T =  / (1 + C)^10 = $608b.

This number is an estimate due to the assumptions made. All kinds of things could make it higher or lower. A disaster impacts a plant; oil prices increase more quickly than assumed.

Thus, if it were correct and the market agreed, we would expect it to vary from month to month, week to week, or even day to day.

The current market capitalization of TSLA is $594b, so we can say that the market has probably arrived at a reasonable, if highly imprecise, value for TSLA.

Final Thoughts: Tesla Stock Analysis

The most significant risk might be something small, like Tesla being unable to brand a down-market correctly and losing sales in luxury cars as a consequence.

What is the likelihood that people will stop buying cars or wanting a Tesla in their garage or that an upstart fast-forwards a decade to surpass Tesla in technology, as well as financial, business, and marketing expertise, and finds an untapped market segment to attack?

Not very significant. Is a major competitor doing the same? A major competitor preceding significant sales to inject precious capital into a war with Elon Musk?
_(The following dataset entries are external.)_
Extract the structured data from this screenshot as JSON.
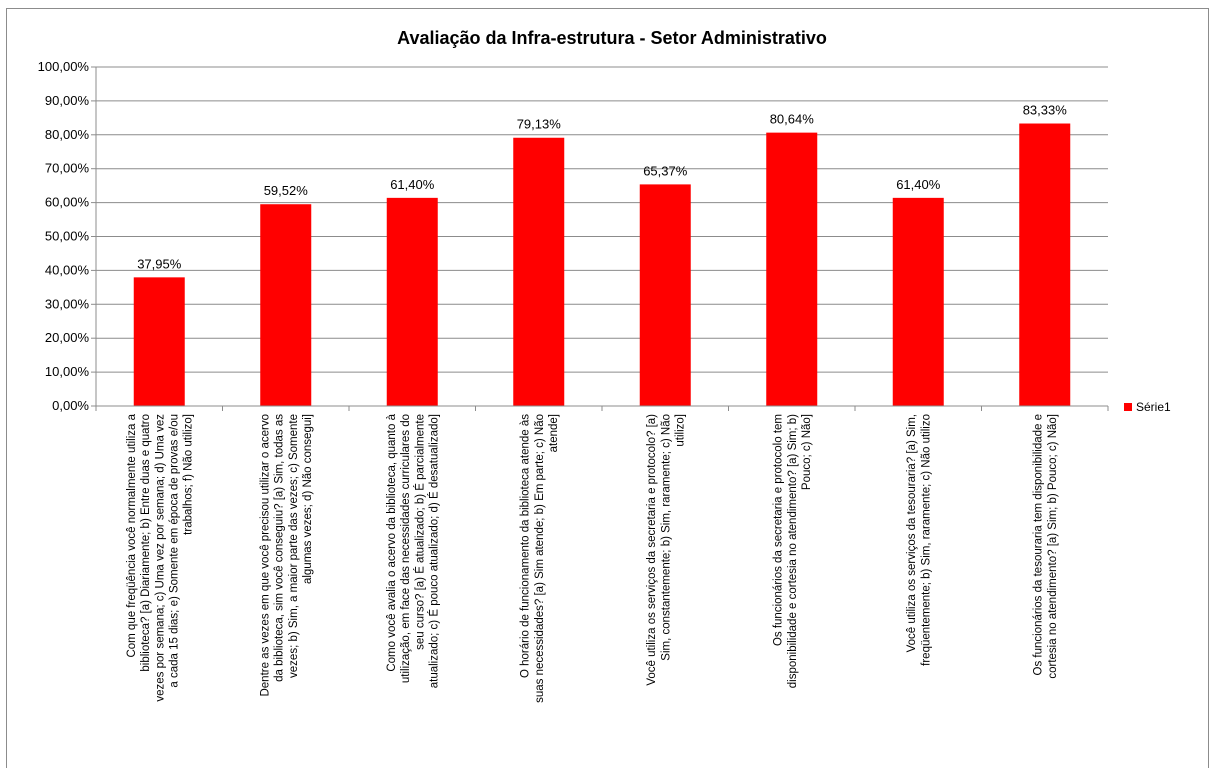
{
  "chart_data": {
    "type": "bar",
    "title": "Avaliação da Infra-estrutura - Setor Administrativo",
    "ylim": [
      0,
      100
    ],
    "y_ticks": [
      "0,00%",
      "10,00%",
      "20,00%",
      "30,00%",
      "40,00%",
      "50,00%",
      "60,00%",
      "70,00%",
      "80,00%",
      "90,00%",
      "100,00%"
    ],
    "grid": true,
    "legend_position": "right",
    "bar_color": "#ff0000",
    "categories": [
      [
        "Com que freqüência você normalmente utiliza a",
        "biblioteca? [a) Diariamente; b) Entre duas e quatro",
        "vezes por semana; c) Uma vez por semana; d) Uma vez",
        "a cada 15 dias; e) Somente em época de provas e/ou",
        "trabalhos; f) Não utilizo]"
      ],
      [
        "Dentre as vezes em que você precisou utilizar o acervo",
        "da biblioteca, sim você conseguiu? [a) Sim, todas as",
        "vezes; b) Sim, a maior parte das vezes; c) Somente",
        "algumas vezes; d) Não consegui]"
      ],
      [
        "Como você avalia o acervo da biblioteca, quanto à",
        "utilização, em face das necessidades curriculares do",
        "seu curso? [a) É atualizado; b) É parcialmente",
        "atualizado; c) É pouco atualizado; d) É desatualizado]"
      ],
      [
        "O horário de funcionamento da biblioteca atende às",
        "suas necessidades? [a) Sim atende; b) Em parte; c) Não",
        "atende]"
      ],
      [
        "Você utiliza os serviços da secretaria e protocolo? [a)",
        "Sim, constantemente; b) Sim, raramente; c) Não",
        "utilizo]"
      ],
      [
        "Os funcionários da secretaria e protocolo tem",
        "disponibilidade e cortesia no atendimento? [a) Sim; b)",
        "Pouco; c) Não]"
      ],
      [
        "Você utiliza os serviços da tesouraria? [a) Sim,",
        "freqüentemente; b) Sim, raramente; c) Não utilizo"
      ],
      [
        "Os funcionários da tesouraria tem disponibilidade e",
        "cortesia no atendimento? [a) Sim; b) Pouco; c) Não]"
      ]
    ],
    "series": [
      {
        "name": "Série1",
        "values": [
          37.95,
          59.52,
          61.4,
          79.13,
          65.37,
          80.64,
          61.4,
          83.33
        ],
        "labels": [
          "37,95%",
          "59,52%",
          "61,40%",
          "79,13%",
          "65,37%",
          "80,64%",
          "61,40%",
          "83,33%"
        ]
      }
    ]
  }
}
Is Tesla a Good Investment? This is the million-dollar question for investors: should you buy Tesla stock? If you are a value investor, Teslanow trades at a low revenue multiple after this year’s losses.

What’s so difficult to analyze about Tesla’s stock is that both the bull and bear cases make sense. If you believe in clean energy and electric vehicles over the long term, then it’s hard not to like Tesla at these prices.

No matter what happens with the stock, one thing is certain: Tesla will continue to be the most polarizing company on the US stock market. Whether it will be a good investment from here on out remains to be seen. 

Before you go, if you’re looking to the future of space travel, consider a look at Blue Origin stock.

Frequently Asked Questions

As of right now, Tesla is worth around half a trillion dollars. That’s a lot of money! Their share prices keep increasing every day. Their market cap is over $515 billion, which has grown significantly over the year. How will that help the valuation of Tesla?

The market has already decided the correct price!) in the current valuations of Toyota, GM, and Ford because the market is paying the present value of the future cash flows of these companies and telling us the required rate of return. So, with Tesla's evaluation, you could say it is overvalued.

It seems smarter, faster, and more accurate to rely on the experts with automotive expertise buying and selling Ford.